Nothing wrong with being aware of your surroundings! Happy surfing!
limpingcrab

Trad climber
the middle of CA
  Jul 21, 2014 - 03:02pm PT
I thought the Central American species got like 8 feet or something? But ya, that obviously looks like a boa and now I feel dumb :) I skimmed and thought it was a headless one since that's how the locals I met would leave them.

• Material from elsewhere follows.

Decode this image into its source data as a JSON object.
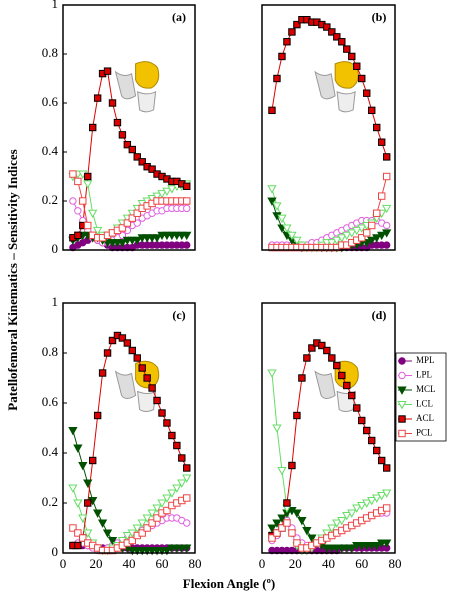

Again, really cool trip. More pictures!
thebravecowboy

climber
hold on tight boys
  Jul 21, 2014 - 09:18pm PT
This. River. Looks. Rad.

So I am approaching an offer to climbguide downthereabouts. How might one best avoid that troublesome old statistic of "civil homicide"?
Q- Ball

Mountain climber
where the wind always blows
Author's Reply  Jul 22, 2014 - 09:06am PT
thebravecowboy- I am not familiar with the term "civil homicide". The danger is very regional in Honduras. Where are you looking to go? Not much climbing opportunities in the Rio Platano watershed. A few caves though and small rocks.

Upper Platano Cave
Upper Platano Cave
Credit: Q- Ball
Roxy

Trad climber
CA Central Coast
  Jul 22, 2014 - 10:38am PT

sweet adventure, thanks for sharing it!

the snakes, ocelot and kingfisher pics were beautiful!
labrat

Trad climber
Auburn, CA
  Jul 22, 2014 - 12:33pm PT
Thanks for sharing!
Dingus McGee

Social climber
Where Safety trumps Leaving No Trace
  Jul 22, 2014 - 05:40pm PT
QBall,

interesting country.

any pics of RSin? Wasn't he once going?

Rain this year in Laramie Range and only a couple fires.

Dennis
Braunini

Big Wall climber
cupertino
  Jul 22, 2014 - 05:46pm PT
Cool trip.

No bot fly stories?
Q- Ball

Mountain climber
where the wind always blows
Author's Reply  Jul 23, 2014 - 05:01pm PT
Dingus M.- No Rsin on the trip. I decided he would be a threat to the guides and wildlife, and fellow participants (worded nicely I believe)!
Thanks for the Laramie Range fire report. I guess a big one flared up last year on the North Laramie River, between turtleback and true ranches (Fletcher Park area). I hope you didn't loose anything there or on all the other fires! Glad you got snow this winter. Thanks again!
-Q-ball
donini

Trad climber
Ouray, Colorado
  Jul 23, 2014 - 05:09pm PT
Super neat trip! I've got to do something similar.
Q- Ball

Mountain climber
where the wind always blows
Author's Reply  Jul 25, 2014 - 09:24pm PT
A few more photos, just to show what the territory and trip looked like. Nothing of quality just snapshots.
The road through Bonanza, a muddy mess!
The road through Bonanza, a muddy mess!
Credit: Q- Ball

Clearing a small strainer
Clearing a small strainer
Credit: Q- Ball

Drying off and making coffee at camp
Drying off and making coffee at camp
Credit: Q- Ball

scouting a rapid
scouting a rapid
Credit: Q- Ball

We just had to dodge the log sticking out where all the water is pushing.

Just remembered I had a waterproof camera, that is where the unknown pics went.